The 3,000th photo I uploaded to Flickr is a howler. Well at least I think it is, let's have a look (full size image).
A little context is in order...
I, and countless others, had complained about Flickr's excessive use of Flash. First I had inveighed about rendering and accessibility concerns in Cultural Sensitivity in Technology. Then I used Flickr's Flash buttons as a prominent example in The Unloved HTML Button and other Folktales.
In any case, 2 days after the folktales were told, Flickr finally switched from Flash. They no longer use a wrapper for image display - allowing native browser image rendering, and they changed their button toolbar from Flash to DHTML. I'd like to think my snarky comments were the tipping point but I won't flatter myself. They now only use Flash where it's appropriate, for drag and drop organization of photo albums, the kind of job that Flash or applets are particularly well suited for. Now of course they didn't use unloved html buttons in their toolbar but we'll take what we get. DHTML has greater reach than than Flash and accessibility concerns are more easily addressed on that front. Also there are an evolving set of design patterns for dealing with unobtrusive DOM scripting and forms.

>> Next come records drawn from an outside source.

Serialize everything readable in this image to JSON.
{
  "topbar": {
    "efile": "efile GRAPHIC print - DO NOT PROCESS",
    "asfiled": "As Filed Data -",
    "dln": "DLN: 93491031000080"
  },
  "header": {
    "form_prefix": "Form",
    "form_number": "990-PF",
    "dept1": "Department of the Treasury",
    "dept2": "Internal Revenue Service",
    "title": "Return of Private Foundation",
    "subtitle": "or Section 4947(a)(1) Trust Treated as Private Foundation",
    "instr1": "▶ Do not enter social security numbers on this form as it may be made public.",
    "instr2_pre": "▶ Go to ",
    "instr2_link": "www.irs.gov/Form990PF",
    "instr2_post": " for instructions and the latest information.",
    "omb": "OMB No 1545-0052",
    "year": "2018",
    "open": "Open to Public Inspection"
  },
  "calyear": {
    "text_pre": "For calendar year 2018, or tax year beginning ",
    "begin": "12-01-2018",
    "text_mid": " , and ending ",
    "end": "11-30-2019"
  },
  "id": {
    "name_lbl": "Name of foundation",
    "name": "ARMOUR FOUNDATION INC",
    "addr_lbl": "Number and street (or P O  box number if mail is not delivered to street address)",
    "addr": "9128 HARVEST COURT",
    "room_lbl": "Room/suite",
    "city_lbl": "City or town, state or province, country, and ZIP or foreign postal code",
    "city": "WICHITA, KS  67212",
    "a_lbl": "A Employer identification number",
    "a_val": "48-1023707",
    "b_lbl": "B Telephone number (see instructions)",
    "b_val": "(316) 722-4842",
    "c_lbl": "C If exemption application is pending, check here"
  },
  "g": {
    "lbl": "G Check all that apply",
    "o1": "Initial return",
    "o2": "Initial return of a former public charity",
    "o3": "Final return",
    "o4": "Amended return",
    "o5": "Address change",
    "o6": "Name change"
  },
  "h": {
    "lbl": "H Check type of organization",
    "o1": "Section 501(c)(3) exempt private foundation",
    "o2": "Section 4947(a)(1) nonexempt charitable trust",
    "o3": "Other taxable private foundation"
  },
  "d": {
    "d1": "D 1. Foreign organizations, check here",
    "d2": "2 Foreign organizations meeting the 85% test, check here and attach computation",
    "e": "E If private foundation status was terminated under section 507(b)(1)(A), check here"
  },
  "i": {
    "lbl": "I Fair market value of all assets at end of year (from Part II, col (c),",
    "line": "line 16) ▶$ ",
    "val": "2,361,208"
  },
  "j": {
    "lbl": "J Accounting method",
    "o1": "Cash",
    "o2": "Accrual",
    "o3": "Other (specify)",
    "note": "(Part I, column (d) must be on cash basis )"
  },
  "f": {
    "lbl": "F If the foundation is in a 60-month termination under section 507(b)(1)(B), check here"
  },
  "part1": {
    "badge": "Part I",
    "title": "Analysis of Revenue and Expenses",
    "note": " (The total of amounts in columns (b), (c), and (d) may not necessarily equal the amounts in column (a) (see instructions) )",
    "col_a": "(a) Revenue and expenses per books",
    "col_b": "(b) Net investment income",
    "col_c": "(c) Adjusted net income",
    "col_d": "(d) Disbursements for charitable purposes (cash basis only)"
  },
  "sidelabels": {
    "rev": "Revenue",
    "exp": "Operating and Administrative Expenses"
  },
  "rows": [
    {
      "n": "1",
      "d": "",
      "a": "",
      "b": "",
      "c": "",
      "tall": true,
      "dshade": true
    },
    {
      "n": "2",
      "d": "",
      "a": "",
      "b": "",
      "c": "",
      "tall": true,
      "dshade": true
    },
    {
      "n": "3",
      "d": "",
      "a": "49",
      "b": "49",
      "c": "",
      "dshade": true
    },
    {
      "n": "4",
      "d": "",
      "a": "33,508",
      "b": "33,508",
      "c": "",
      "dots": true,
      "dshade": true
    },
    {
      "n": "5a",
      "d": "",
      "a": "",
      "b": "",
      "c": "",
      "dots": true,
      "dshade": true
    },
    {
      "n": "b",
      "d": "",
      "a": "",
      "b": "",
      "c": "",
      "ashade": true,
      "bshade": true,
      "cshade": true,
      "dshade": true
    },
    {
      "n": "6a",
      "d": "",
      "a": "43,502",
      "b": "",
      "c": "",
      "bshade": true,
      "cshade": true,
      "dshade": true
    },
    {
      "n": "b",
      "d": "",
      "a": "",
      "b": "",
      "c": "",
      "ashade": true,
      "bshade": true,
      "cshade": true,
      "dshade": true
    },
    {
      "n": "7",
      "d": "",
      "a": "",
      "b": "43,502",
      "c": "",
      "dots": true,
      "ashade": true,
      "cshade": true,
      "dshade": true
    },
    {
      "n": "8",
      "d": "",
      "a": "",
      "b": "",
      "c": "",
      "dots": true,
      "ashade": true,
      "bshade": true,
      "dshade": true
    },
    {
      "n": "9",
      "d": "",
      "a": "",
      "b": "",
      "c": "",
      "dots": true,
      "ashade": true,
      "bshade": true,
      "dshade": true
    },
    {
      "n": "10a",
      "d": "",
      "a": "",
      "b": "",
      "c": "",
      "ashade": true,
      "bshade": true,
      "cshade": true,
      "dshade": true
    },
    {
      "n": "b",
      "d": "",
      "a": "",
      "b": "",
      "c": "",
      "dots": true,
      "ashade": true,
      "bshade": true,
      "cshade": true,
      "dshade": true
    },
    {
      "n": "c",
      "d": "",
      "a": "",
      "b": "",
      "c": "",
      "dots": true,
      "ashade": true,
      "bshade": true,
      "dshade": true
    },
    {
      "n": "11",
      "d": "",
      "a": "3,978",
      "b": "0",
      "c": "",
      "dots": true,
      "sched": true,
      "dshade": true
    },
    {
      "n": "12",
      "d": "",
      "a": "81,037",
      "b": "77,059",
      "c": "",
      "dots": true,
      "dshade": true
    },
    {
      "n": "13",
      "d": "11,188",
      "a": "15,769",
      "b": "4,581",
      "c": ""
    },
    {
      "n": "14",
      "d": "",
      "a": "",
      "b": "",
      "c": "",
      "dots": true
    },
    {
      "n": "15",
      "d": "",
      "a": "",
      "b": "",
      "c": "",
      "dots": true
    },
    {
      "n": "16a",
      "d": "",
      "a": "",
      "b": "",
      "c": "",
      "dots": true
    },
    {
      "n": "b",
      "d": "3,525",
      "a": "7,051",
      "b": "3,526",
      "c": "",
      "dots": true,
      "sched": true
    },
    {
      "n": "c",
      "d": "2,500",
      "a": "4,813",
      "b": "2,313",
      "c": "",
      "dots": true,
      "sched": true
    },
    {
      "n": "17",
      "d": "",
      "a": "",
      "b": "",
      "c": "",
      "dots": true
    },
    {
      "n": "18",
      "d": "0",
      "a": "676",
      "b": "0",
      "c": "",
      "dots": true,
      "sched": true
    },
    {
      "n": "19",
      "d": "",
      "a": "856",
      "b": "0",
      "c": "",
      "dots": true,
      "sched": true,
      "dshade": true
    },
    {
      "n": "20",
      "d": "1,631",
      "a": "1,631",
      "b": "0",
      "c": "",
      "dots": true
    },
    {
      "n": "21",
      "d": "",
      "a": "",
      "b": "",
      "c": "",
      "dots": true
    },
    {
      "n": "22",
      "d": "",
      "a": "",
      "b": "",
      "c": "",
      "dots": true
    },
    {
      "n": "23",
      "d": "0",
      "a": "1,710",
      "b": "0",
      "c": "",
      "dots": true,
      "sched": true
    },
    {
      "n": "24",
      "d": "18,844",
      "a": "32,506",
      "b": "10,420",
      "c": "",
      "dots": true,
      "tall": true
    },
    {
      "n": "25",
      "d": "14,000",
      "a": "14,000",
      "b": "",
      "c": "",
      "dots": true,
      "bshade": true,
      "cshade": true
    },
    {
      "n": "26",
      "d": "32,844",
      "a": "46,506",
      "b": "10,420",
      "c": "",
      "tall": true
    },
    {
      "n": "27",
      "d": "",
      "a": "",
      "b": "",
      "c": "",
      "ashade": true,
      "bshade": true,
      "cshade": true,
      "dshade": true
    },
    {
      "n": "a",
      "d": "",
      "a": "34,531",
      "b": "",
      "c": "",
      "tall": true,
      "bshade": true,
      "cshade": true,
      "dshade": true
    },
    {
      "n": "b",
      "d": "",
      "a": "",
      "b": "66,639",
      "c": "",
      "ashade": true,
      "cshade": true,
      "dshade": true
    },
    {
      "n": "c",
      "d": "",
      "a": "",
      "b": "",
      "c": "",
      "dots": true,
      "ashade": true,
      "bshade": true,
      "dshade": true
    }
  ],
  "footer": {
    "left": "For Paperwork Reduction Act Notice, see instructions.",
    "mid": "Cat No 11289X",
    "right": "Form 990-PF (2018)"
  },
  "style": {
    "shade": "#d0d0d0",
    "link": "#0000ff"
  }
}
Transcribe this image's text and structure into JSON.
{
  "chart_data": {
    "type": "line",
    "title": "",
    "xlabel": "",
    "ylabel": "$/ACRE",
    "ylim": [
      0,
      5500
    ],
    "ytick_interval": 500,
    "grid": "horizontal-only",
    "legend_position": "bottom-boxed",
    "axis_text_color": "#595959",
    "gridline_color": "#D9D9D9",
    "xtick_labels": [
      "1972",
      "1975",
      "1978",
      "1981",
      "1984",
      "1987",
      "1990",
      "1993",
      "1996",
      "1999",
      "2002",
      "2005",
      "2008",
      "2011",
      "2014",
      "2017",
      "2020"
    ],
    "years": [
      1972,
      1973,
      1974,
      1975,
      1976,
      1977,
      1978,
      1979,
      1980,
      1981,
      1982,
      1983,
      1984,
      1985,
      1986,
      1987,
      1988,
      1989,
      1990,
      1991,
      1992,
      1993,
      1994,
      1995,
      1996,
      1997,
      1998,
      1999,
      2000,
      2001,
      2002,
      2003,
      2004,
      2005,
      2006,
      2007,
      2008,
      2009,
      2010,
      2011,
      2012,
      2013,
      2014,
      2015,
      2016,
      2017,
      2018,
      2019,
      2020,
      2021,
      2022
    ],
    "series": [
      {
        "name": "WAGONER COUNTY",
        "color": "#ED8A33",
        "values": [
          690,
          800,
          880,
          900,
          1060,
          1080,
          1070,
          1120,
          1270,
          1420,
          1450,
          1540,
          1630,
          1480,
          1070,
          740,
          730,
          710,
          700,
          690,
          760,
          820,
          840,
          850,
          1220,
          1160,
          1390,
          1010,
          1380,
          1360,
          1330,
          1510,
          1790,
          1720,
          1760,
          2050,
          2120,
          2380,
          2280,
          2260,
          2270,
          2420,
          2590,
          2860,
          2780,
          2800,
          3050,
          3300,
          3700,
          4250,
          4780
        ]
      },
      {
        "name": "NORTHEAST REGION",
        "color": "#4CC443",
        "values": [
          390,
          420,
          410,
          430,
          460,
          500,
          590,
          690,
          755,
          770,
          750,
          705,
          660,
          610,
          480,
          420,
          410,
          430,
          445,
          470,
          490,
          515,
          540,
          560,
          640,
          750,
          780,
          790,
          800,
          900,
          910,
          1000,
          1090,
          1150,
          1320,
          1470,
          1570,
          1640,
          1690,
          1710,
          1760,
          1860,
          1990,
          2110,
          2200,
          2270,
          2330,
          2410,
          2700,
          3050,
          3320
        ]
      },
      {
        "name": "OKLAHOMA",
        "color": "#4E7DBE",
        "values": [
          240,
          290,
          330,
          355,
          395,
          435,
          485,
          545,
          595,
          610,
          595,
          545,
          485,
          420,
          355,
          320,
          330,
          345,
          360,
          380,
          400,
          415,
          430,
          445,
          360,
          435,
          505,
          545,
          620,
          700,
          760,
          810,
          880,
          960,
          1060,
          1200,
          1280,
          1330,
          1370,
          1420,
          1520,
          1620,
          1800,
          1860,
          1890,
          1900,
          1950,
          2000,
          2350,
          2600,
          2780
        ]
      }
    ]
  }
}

So there I was, pleasantly surprised by their responsiveness, and going about uploading a little comic image to punctuate some later toli essay. You'll notice from the image that there were a bunch of glitches on the first morning of the big switch. The icons for some of buttons of the toolbar weren't showing up. Oh well, we'll ignore that but simply note that if they were standard HTML buttons, there would be no images to download. Moving right along...
Then I noticed a couple of typos, I had tagged the photo as sopronos instead of Sopranos and the image's title mentioned Godfarther which tickled me somewhat.
Flickr's Godfather or Flickr Goes Further?Well anyway, Flickr implements a Click-to-Edit feature, a little unobtrusive DOM scripting that allows you to edit in place, so I corrected the title and hit the save button that appeared. That's when this error message came up and I took the screen capture
Taking a step back for a moment, let me just say that I love glitches. They expose the interesting aspects of complex systems and, much as we aim for simplicity, software tends inexorably towards complexity. As users of software we see lots of glitches daily. As an engineer, I am always interested in the first few days of a new deployment. You can test all you want but all bets are off when you get contact with real users and the real world. As an example, Technorati's recent makeover exposed lots of unforeseen glitches and they have had to work hard to address most of them in the past month. I was chatting recently with Dale Schultz, globalization architect at IBM and noted that I have a standard set of user names when I test new pieces of software, I make sure to have hyphens (hence I use my surname), ampersands (Sun & Sun is my canonical company), and, of late, accents (Rokia Traoré) because I've been bitten by various curses in the past in the software I've written. My former team has a José López test user for the same reason. Sam Ruby uses the word Iñtërnâtiônàlizætiøn as his proving ground in the same vein. We got to discussing the tyranny of patents at IBM and I pointed him to the Prior-Art-O-Matic for a laugh. Dale is obviously many steps ahead of me and of course he tried entering a euro symbol and immediately noted that that CGI application was broken and couldn't handle euros. Glitches often tell you a lot about application internals and the things that the developers tried to foresee or, as the case may be, ignored.
But back to Flickr's Godfather, what can we say about the glitch?
- Flickr is passing xml back and forth in their API calls.
- They are likely using XMLHttpRequest to do the voodoo of incremental loading without refreshing the page.
- There's an API key, probably tied to the user's identitiy that is likely passed around in every call. Sensible enough.
Now I could have determined a lot of this and more by poking around and doing the View Source investigation. At the time, I wondered if I would have done any different and concluded that my implementation would have been much the same.
I have to say that like many others I'm highly impressed with Flickr, they had defensive programming and had appropriate error messages. Most people wouldn't have bothered dealing with these boundary cases. I haven't seen similar glitches since that first day thus the teething pains were temporary and they continue to add nice features to their service.
In any case, the juxtaposition of Silvio growling and in full bloom, the Godfather typos and the error message that popped up under Silvio's hands certainly made for a little amusement then and even today and now has occasioned a short blog entry. It reminded me of an advertisement for Fosters beer I believe that goes "It touches the parts other beers fail to reach". I guess the analogue in this case is "Flickr Goes Further".
As to why I had uploaded that particular Sopranos image, well let's just say that there's a famous quote from that scene and that's for some later toli.
[Update] I tried to cross-post this to my internal IBM blog only to find that the post was chopped off at Ruby's Iñtërnâtiônàlizætiøn magic word. Thus ironically as I was pointing out glitches, I just got bitten by one. I believe BlogCentral is based on Roller software and I suppose that I'll have to figure out whether the problem is in IBM's additions or in the core framework. The interesting thing about bugs with special characters is that sometimes you can't write the issue up because the software can't handle the characters in question. Perhaps BlogCentral needs a Godfather.